Most Bhutanese meals (even breakfast!) include rice; it could be red or white, which may be eaten with meat or veggies. The meats of choice are pork, beef and chicken; veggies include spinach, pumpkins, turnips, river weed, onions radishes, tomatoes and green beans. These are the basics – but they always have a Bhutanese twist.
An excellent way to discover the rich and colorful world of Bhutanese cuisine is to explore a farmers’ market. The raw ingredients on display serve as a great orientation to what your meals will feature. An added bonus is the enriching interactions with the local people.
Fresh veggies, including many varieties of chilies (ema), cheeses (datshi), wine, honey … all manner of produce arrives here from many regions. There’s also boyo zaw (puffed rice), zaw (roasted rice), mekhu (crispy rice crackers), kabchi (roasted, ground wheat) and kharang (pounded maize) – all staples in Bhutanese kitchens.
If you love rice there are two interesting versions to sample; there’s desi, which is an exotic combination of white rice, sugar, butter, raisins and saffron. Zow is a tad simpler; this fried rice is combined with sugar and butter. Ideally, it’s eaten from a wooden bowl and with one’s fingers! In fact, traditionally a lot of dishes are eaten in this manner…but times are a-changing!

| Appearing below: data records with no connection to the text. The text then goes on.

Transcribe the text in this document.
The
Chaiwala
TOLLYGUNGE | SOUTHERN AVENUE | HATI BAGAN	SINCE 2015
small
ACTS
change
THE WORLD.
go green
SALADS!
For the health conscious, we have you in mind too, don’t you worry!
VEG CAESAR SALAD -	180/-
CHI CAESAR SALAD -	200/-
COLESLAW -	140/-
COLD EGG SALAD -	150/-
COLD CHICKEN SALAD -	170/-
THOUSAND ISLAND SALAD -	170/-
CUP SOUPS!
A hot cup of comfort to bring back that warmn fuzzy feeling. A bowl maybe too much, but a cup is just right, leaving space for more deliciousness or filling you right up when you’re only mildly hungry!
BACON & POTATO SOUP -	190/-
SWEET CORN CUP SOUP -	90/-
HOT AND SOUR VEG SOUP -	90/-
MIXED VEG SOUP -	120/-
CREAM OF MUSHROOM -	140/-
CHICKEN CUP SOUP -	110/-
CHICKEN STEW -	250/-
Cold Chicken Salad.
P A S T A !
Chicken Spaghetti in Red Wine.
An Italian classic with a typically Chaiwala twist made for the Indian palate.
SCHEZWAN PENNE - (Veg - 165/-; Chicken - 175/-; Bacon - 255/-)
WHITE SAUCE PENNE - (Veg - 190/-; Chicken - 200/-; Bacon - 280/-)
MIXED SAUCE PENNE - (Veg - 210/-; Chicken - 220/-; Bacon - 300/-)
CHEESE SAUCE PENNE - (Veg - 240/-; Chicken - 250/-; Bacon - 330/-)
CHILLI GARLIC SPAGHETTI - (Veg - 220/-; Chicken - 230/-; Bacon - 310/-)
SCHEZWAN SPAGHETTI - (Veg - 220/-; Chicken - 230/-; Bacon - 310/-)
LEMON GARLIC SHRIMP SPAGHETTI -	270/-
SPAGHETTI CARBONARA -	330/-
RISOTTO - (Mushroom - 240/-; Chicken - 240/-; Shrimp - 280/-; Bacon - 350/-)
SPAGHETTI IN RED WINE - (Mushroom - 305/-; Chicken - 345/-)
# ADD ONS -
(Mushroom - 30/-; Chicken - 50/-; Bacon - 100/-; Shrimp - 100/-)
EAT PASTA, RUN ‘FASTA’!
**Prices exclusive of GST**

Kewa Datshi is a milder potato and cheese dish. Vegetarians will love Jaju, a milky broth, brimming with spinach and turnip leaves dried in the sun; servings are traditionally in a wooden bowl.
A different take on momos has emerged from Bhutan’s Haa Valley. Hoentay are momo life dumplings but are made with a buckwheat dough envelope. The stuffing could be a combination of local spinach or turnip leaves and cheese— served steamed or fried— as you like it. It goes without saying the spicy ezay, chilli sauce, adds its own special bit to the dumplings.